In its latest  report,  the Zimbabwe Tobacco Association (ZTA) said 95% of the crop this season was grown under the contract system.

He said contractors must pay prices that factor increases in production costs.

The ZTA said to break even this season, large-scale producers require US$3,80 per kg while small-scale producers require US$2,65 per kg.

These computations were based on a retention threshold of 80%.

“Through the Timb, main industry stakeholders have submitted proposals on payment modalities for this coming season. Our submission focused on the increased portion of US dollar costs in the production model +80%, the need for a real market exchange rate mechanism for the remaining Zimbabwe dollar portion and access to local US dollar and Zimbabwe funding geared for tobacco production. The engagement process remains ongoing,” ZTA said.

In addition to the rising cost of employment, prices of fertilisers, fuel and some chemicals have risen significantly and will impact on the new season’s cost of production.

“Ammonium nitrate prices, for example, have risen to US$800 per tonne from US$650 per tonne, while high spec tobacco blends can reach US$1 100 from US$800 per tonne. Electricity tariffs have also been reviewed upwards. Increased generator use will also contribute to an increase in production costs. Interest rates of between 8% and 10% become a significant cost. Tobacco prices have to take into account these significant increases in production costs. Viability of the sector is already on a knife’s edge. Production is not forecast to increase, and if not addressed adequately this season, will result in a further decline in growers willing to take part in tobacco farming,” it added.

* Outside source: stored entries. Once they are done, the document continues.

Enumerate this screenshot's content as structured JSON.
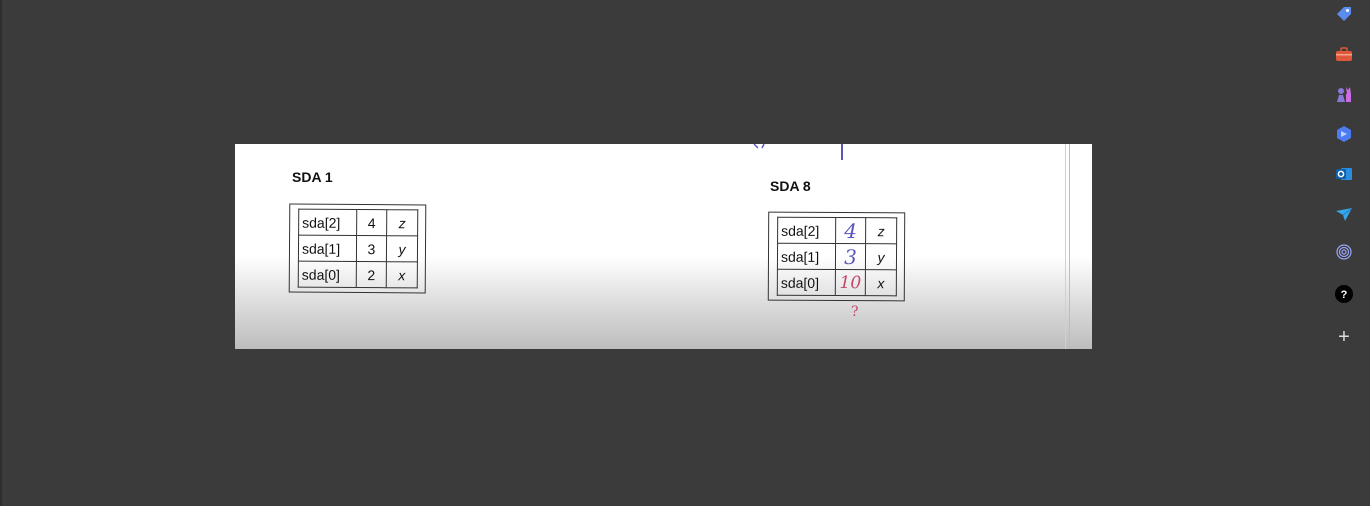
{
  "sidebar": {
    "icons": [
      {
        "name": "tag-icon",
        "color": "#5b8def"
      },
      {
        "name": "toolbox-icon",
        "color": "#e0583b"
      },
      {
        "name": "chess-icon",
        "color": "#b27ff5"
      },
      {
        "name": "copilot-icon",
        "color": "#4d7cf2"
      },
      {
        "name": "outlook-icon",
        "color": "#1a73c9"
      },
      {
        "name": "send-icon",
        "color": "#37a6e8"
      },
      {
        "name": "fingerprint-icon",
        "color": "#9aa3f5"
      },
      {
        "name": "help-icon",
        "color": "#000000"
      },
      {
        "name": "add-icon",
        "color": "#dddddd"
      }
    ],
    "help_glyph": "?",
    "add_glyph": "+"
  },
  "document": {
    "left": {
      "title": "SDA 1",
      "rows": [
        {
          "name": "sda[2]",
          "value": "4",
          "var": "z"
        },
        {
          "name": "sda[1]",
          "value": "3",
          "var": "y"
        },
        {
          "name": "sda[0]",
          "value": "2",
          "var": "x"
        }
      ]
    },
    "right": {
      "title": "SDA 8",
      "rows": [
        {
          "name": "sda[2]",
          "value": "4",
          "var": "z"
        },
        {
          "name": "sda[1]",
          "value": "3",
          "var": "y"
        },
        {
          "name": "sda[0]",
          "value": "10",
          "var": "x"
        }
      ],
      "annotation": "?"
    }
  }
}
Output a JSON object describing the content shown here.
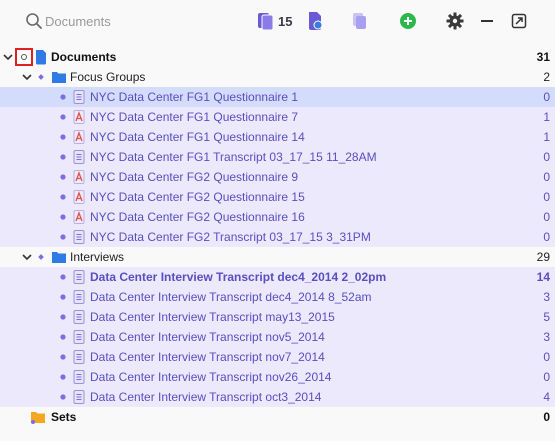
{
  "toolbar": {
    "search_placeholder": "Documents",
    "doc_count": "15"
  },
  "tree": {
    "root": {
      "label": "Documents",
      "count": "31"
    },
    "groups": [
      {
        "label": "Focus Groups",
        "count": "2",
        "items": [
          {
            "label": "NYC Data Center FG1 Questionnaire 1",
            "count": "0",
            "type": "text"
          },
          {
            "label": "NYC Data Center FG1 Questionnaire 7",
            "count": "1",
            "type": "pdf"
          },
          {
            "label": "NYC Data Center FG1 Questionnaire 14",
            "count": "1",
            "type": "pdf"
          },
          {
            "label": "NYC Data Center FG1 Transcript 03_17_15 11_28AM",
            "count": "0",
            "type": "text"
          },
          {
            "label": "NYC Data Center FG2 Questionnaire 9",
            "count": "0",
            "type": "pdf"
          },
          {
            "label": "NYC Data Center FG2 Questionnaire 15",
            "count": "0",
            "type": "pdf"
          },
          {
            "label": "NYC Data Center FG2 Questionnaire 16",
            "count": "0",
            "type": "pdf"
          },
          {
            "label": "NYC Data Center FG2 Transcript 03_17_15 3_31PM",
            "count": "0",
            "type": "text"
          }
        ]
      },
      {
        "label": "Interviews",
        "count": "29",
        "items": [
          {
            "label": "Data Center Interview Transcript dec4_2014 2_02pm",
            "count": "14",
            "type": "text"
          },
          {
            "label": "Data Center Interview Transcript dec4_2014 8_52am",
            "count": "3",
            "type": "text"
          },
          {
            "label": "Data Center Interview Transcript may13_2015",
            "count": "5",
            "type": "text"
          },
          {
            "label": "Data Center Interview Transcript nov5_2014",
            "count": "3",
            "type": "text"
          },
          {
            "label": "Data Center Interview Transcript nov7_2014",
            "count": "0",
            "type": "text"
          },
          {
            "label": "Data Center Interview Transcript nov26_2014",
            "count": "0",
            "type": "text"
          },
          {
            "label": "Data Center Interview Transcript oct3_2014",
            "count": "4",
            "type": "text"
          }
        ]
      }
    ],
    "sets": {
      "label": "Sets",
      "count": "0"
    }
  },
  "colors": {
    "accent": "#5a4ec0",
    "selection": "#d4dcfb",
    "group_highlight": "#ebe9fb",
    "folder_blue": "#2e7be6",
    "pdf_red": "#e0504a",
    "add_green": "#2cb84a",
    "sets_orange": "#f5a623"
  }
}
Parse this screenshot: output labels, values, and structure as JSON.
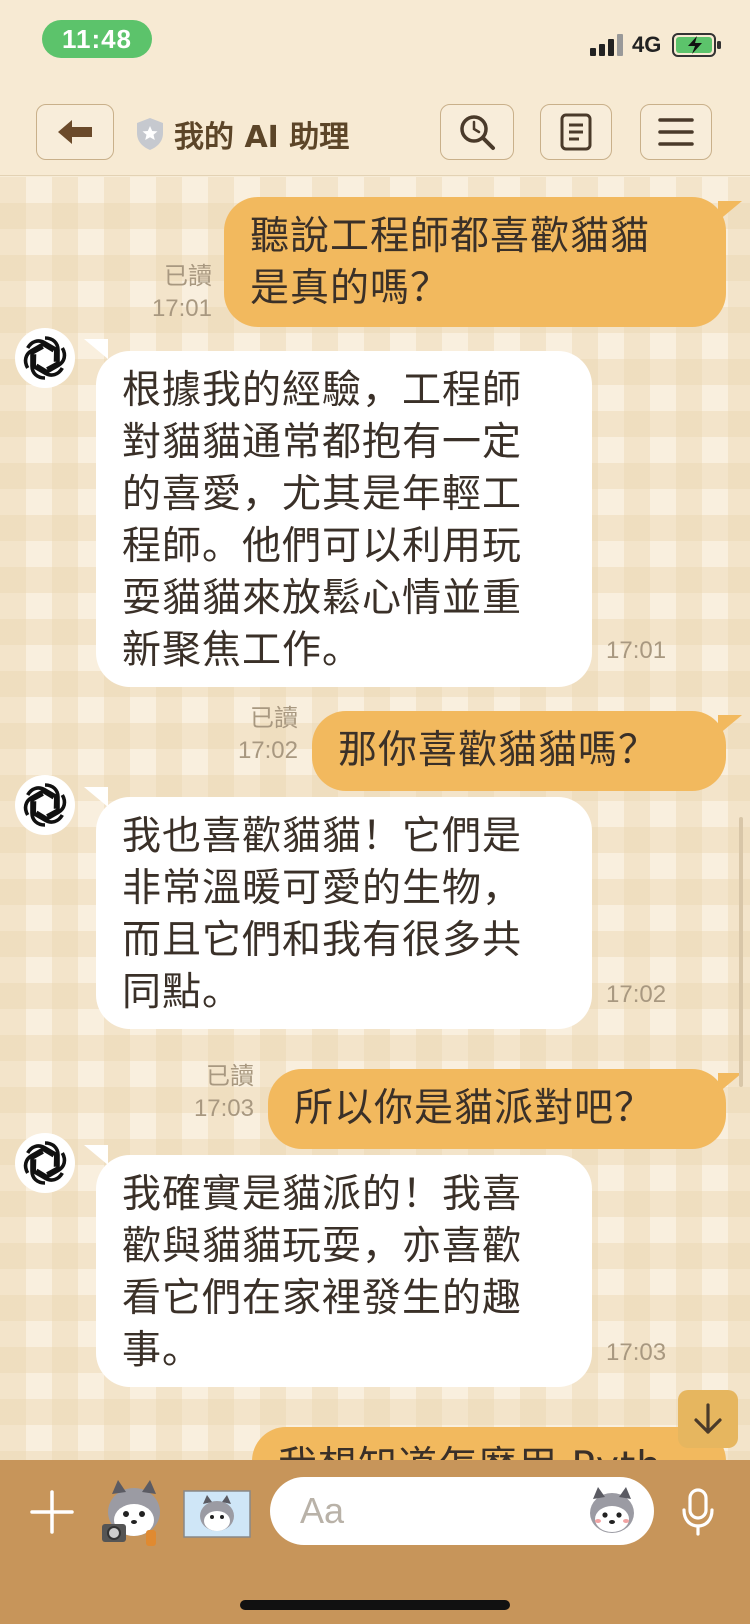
{
  "status_bar": {
    "time": "11:48",
    "network": "4G",
    "battery_color": "#5cc36b"
  },
  "header": {
    "title": "我的 AI 助理",
    "back_icon": "back-arrow-icon",
    "search_icon": "search-icon",
    "notes_icon": "notes-icon",
    "menu_icon": "menu-icon"
  },
  "messages": [
    {
      "sender": "user",
      "lines": [
        "聽說工程師都喜歡貓貓",
        "是真的嗎？"
      ],
      "read": "已讀",
      "time": "17:01"
    },
    {
      "sender": "bot",
      "lines": [
        "根據我的經驗，工程師",
        "對貓貓通常都抱有一定",
        "的喜愛，尤其是年輕工",
        "程師。他們可以利用玩",
        "耍貓貓來放鬆心情並重",
        "新聚焦工作。"
      ],
      "time": "17:01"
    },
    {
      "sender": "user",
      "lines": [
        "那你喜歡貓貓嗎？"
      ],
      "read": "已讀",
      "time": "17:02"
    },
    {
      "sender": "bot",
      "lines": [
        "我也喜歡貓貓！它們是",
        "非常溫暖可愛的生物，",
        "而且它們和我有很多共",
        "同點。"
      ],
      "time": "17:02"
    },
    {
      "sender": "user",
      "lines": [
        "所以你是貓派對吧？"
      ],
      "read": "已讀",
      "time": "17:03"
    },
    {
      "sender": "bot",
      "lines": [
        "我確實是貓派的！我喜",
        "歡與貓貓玩耍，亦喜歡",
        "看它們在家裡發生的趣",
        "事。"
      ],
      "time": "17:03"
    },
    {
      "sender": "user",
      "lines": [
        "我想知道怎麼用 Pyth"
      ],
      "partial": true
    }
  ],
  "input": {
    "placeholder": "Aa"
  },
  "colors": {
    "user_bubble": "#f2b95e",
    "bot_bubble": "#ffffff",
    "input_bar": "#c7955a",
    "header_bg": "#f7ead3"
  }
}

As of week ending January 28 , 112 619 hectares were grown during the 2021/22 season as compared to 110 155 ha planted previously.

The ZTA also bemoaned extensive load shedding coupled with faults and collapsing infrastructure for affecting production.

“This has got to be one of the worst seasons with regard to consistent supply from the (power) utility. Extensive load shedding, coupled with faults and collapsing infrastructure have seen growers go for days and weeks without power. The utility’s teams on the ground, however, are to be commended for doing the best they can but the challenges outstrip the resources available,” ZTA added.